Why concurrency Control needed?

If transactions are executed serially, i.e., sequentially with no overlap in time, no transaction concurrency exists. However, if concurrent transactions with interleaving operations are allowed in an uncontrolled manner, some unexpected, undesirable result may occur. Here are some typical
examples:


The Lost Update Problem:

This problem occurs when two transactions that access the same database items have their operations interleaved in such a way that value of the data item written by one transaction is overlapped by another transaction and hence results to the incorrect value of the database item. Consider the example given below where two
concurrent transactions try to update inventory of product P1 simultaneously.
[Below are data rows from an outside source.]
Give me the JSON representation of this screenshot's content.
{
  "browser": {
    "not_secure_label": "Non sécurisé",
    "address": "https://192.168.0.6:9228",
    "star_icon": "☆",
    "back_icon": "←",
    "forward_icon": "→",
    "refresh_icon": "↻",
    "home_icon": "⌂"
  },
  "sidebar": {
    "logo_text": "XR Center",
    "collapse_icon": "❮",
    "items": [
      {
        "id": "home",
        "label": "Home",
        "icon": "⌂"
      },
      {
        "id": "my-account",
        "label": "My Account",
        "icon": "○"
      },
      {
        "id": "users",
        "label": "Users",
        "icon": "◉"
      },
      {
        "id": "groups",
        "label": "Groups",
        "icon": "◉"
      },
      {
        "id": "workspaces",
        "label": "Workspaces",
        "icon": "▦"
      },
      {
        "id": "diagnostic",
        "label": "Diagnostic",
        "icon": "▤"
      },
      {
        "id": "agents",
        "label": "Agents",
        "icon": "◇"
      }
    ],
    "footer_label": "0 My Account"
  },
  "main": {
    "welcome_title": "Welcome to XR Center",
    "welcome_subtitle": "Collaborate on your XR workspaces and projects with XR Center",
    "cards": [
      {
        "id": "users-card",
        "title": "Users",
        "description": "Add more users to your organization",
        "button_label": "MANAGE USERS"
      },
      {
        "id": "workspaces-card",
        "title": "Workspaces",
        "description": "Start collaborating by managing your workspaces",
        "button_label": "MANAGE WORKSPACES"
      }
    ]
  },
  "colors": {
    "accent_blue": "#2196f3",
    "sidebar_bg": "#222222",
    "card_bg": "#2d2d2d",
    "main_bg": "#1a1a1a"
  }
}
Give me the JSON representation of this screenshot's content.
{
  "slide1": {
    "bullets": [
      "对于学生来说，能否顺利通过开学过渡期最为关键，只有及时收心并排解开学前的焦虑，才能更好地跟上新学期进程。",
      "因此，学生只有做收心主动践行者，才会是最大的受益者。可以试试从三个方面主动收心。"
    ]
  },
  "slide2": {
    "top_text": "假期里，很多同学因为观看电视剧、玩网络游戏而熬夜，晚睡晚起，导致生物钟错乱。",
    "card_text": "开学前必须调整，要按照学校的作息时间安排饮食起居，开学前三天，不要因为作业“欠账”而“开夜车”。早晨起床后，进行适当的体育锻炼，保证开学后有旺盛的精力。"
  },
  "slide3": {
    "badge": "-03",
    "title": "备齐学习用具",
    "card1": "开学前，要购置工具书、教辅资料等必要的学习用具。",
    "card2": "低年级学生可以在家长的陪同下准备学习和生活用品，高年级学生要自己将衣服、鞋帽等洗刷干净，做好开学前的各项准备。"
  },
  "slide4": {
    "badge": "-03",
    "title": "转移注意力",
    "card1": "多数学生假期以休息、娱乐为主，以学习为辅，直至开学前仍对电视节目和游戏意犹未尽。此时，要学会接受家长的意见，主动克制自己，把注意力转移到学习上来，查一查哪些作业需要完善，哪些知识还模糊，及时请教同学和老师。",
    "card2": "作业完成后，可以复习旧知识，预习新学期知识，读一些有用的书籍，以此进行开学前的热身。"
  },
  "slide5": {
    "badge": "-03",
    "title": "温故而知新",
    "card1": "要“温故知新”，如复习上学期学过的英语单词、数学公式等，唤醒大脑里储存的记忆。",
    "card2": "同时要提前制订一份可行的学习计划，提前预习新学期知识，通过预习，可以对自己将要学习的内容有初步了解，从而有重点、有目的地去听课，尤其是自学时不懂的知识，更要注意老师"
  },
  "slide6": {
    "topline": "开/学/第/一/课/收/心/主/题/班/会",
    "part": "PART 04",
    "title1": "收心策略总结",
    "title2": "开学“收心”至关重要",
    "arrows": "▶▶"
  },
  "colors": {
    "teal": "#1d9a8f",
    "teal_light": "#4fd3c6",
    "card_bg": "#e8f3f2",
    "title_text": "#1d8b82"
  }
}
Example: Assume initial value of data item P1 is 300

The Dirty Read (Temporary Update) Problem:

This problem occurs when one transaction updates a database item and then the transaction fails for some reason. The updated item is accessed by another transaction before it is changed back to its original value which causes transaction T2 to have dirty value of the data item. Again consider the example where two concurrent transactions try to update
inventory of product P1 simultaneously. This example is same as above example except that its operations are interleaved in slightly different way and first transaction is failed.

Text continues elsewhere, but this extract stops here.